New Car: 2013 Volkswagen Golf

Well, folks, here it is, after months of renderings and spy photos: the 2013 Volkswagen Golf five-door hatchback, revealed for the first time. Volkswagen debuted the car today at an event in Berlin and released a smidgen of info as well as a few photos.

The seventh-generation Golf is based on VW’s new MQB modular front-drive architecture—shared with Audi’s new A3—and is 2.2 inches longer, 0.5 inch wider, and 0.8 inch lower than the outgoing model. Volkswagen also stretched the wheelbase by 2.3 inches, and as you can see from the photos, these changes allow the latest Golf to shed some of its previously upright and squared-off look. According to VW, the new Golf is up to 220 pounds lighter than the old car, courtesy of the expanded use of high-strength steel.

Although the new Golf's cosmetic changes fall squarely into the category of evolutionary, its tastefully restrained styling appears upscale, handsome, and fresh. Up front, the headlights are reshaped and resemble the units on the latest U.S.-spec Passat sedan, while the lower fascia gets more-expensive-looking detailing. The Golf’s rear end appears lower and wider than before, thanks largely to the newly pointy and slimmed-down taillights that extend farther towards the car’s centerline on the rear hatch. We especially like the C-pillar’s strong boomerang shape, which gives the back end a pert, athletic demeanor. Cooler still, the gas door cutout is angled so that it lines up with the body cut lines for the rear bumper and rear-passenger door that form the lower half of the C-pillar’s boomerang outline.

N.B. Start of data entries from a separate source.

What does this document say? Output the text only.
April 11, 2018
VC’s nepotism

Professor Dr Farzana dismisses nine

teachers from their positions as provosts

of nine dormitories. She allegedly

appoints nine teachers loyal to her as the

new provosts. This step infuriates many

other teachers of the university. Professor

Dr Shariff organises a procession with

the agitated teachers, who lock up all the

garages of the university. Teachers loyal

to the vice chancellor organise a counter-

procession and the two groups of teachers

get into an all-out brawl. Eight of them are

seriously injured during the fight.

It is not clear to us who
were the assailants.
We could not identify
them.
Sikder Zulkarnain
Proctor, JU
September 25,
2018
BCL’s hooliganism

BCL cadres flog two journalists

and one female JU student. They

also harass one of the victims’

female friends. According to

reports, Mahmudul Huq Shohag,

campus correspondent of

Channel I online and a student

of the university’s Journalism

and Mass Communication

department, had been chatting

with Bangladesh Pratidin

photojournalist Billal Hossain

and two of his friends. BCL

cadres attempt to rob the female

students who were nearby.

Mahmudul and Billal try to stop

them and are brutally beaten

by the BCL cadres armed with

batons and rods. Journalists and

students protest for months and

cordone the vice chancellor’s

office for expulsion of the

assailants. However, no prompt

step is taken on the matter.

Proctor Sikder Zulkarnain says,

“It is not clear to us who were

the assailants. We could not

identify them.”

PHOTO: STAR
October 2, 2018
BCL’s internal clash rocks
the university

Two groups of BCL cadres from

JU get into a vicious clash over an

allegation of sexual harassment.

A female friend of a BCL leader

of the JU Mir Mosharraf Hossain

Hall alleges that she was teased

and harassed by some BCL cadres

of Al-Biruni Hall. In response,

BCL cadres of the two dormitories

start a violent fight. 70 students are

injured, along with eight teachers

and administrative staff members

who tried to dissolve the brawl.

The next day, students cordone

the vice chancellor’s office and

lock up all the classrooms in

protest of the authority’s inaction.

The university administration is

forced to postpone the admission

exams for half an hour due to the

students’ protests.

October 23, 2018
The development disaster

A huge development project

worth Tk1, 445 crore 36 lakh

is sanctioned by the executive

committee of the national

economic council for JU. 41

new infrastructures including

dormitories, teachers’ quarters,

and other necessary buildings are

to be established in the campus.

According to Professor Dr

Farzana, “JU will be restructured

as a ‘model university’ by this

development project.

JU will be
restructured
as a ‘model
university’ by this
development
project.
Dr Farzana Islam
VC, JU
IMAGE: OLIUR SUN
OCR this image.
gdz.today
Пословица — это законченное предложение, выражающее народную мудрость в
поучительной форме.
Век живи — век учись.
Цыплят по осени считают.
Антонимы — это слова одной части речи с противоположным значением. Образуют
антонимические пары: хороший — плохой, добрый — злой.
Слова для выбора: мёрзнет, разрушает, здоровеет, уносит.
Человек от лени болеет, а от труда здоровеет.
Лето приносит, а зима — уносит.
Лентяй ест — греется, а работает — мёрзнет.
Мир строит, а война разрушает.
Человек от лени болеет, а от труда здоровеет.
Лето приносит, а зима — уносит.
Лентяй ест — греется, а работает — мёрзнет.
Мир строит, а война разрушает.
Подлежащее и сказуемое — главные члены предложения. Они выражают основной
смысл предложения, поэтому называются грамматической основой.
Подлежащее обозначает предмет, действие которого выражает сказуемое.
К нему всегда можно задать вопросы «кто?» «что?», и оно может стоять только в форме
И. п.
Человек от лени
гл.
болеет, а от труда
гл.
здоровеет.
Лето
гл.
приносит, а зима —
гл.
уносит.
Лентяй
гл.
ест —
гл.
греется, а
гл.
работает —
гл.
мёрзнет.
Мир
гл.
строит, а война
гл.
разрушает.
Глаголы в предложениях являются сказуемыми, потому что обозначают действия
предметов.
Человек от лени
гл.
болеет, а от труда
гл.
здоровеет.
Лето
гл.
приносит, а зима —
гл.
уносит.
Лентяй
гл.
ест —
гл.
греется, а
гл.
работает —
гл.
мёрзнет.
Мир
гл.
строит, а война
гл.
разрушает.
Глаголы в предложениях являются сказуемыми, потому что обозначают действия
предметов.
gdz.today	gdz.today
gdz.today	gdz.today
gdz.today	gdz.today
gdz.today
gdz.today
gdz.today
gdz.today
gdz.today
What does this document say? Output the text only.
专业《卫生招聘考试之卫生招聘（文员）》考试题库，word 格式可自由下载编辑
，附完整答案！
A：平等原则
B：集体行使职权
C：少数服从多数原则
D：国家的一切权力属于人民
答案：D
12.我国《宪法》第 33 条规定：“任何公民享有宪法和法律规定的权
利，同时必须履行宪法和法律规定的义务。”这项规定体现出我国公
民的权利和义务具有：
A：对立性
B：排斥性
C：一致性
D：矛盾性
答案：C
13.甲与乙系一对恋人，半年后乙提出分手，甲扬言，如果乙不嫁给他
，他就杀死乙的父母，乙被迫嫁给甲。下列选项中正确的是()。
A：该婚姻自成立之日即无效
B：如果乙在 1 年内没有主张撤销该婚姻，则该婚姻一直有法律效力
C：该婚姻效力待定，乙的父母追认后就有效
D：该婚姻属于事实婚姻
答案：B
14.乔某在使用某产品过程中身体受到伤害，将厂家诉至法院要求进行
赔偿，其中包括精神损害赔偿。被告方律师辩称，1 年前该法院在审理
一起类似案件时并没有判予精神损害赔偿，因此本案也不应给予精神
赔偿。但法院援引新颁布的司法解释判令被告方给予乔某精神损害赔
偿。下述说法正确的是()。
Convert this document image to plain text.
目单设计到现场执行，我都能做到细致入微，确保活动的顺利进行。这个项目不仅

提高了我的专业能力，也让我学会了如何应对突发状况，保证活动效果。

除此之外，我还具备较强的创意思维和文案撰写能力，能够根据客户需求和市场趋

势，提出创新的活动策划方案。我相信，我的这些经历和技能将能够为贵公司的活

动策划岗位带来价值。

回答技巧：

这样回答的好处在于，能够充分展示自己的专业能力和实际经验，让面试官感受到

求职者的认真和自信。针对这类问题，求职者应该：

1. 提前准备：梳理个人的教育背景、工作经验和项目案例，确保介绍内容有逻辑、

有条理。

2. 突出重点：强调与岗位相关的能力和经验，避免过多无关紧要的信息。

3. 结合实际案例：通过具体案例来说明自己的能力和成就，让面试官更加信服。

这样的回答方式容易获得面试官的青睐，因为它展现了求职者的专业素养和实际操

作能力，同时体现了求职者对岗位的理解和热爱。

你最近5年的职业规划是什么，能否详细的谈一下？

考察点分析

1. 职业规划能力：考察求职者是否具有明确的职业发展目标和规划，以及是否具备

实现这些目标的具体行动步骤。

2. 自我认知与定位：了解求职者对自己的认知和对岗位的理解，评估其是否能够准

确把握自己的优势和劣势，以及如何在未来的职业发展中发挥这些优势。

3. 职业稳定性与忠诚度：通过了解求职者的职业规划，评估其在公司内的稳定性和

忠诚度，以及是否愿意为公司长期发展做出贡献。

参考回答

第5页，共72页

The new car's interior marks a more noticeable break from the current Golf with an expressive dashboard design that cants the instrument panel toward the driver and adds visual pizazz from piano-black trim. There’s also a new touch-screen infotainment system and accompanying color instrument-cluster display that appear to be a major upgrade over the outgoing Golf’s dated-looking dashboard touch-screen and dot-matrix gauge-cluster info screen. A new flati-ish–bottom steering wheel rounds out the major updates to the Golf’s already-posh cabin appointments.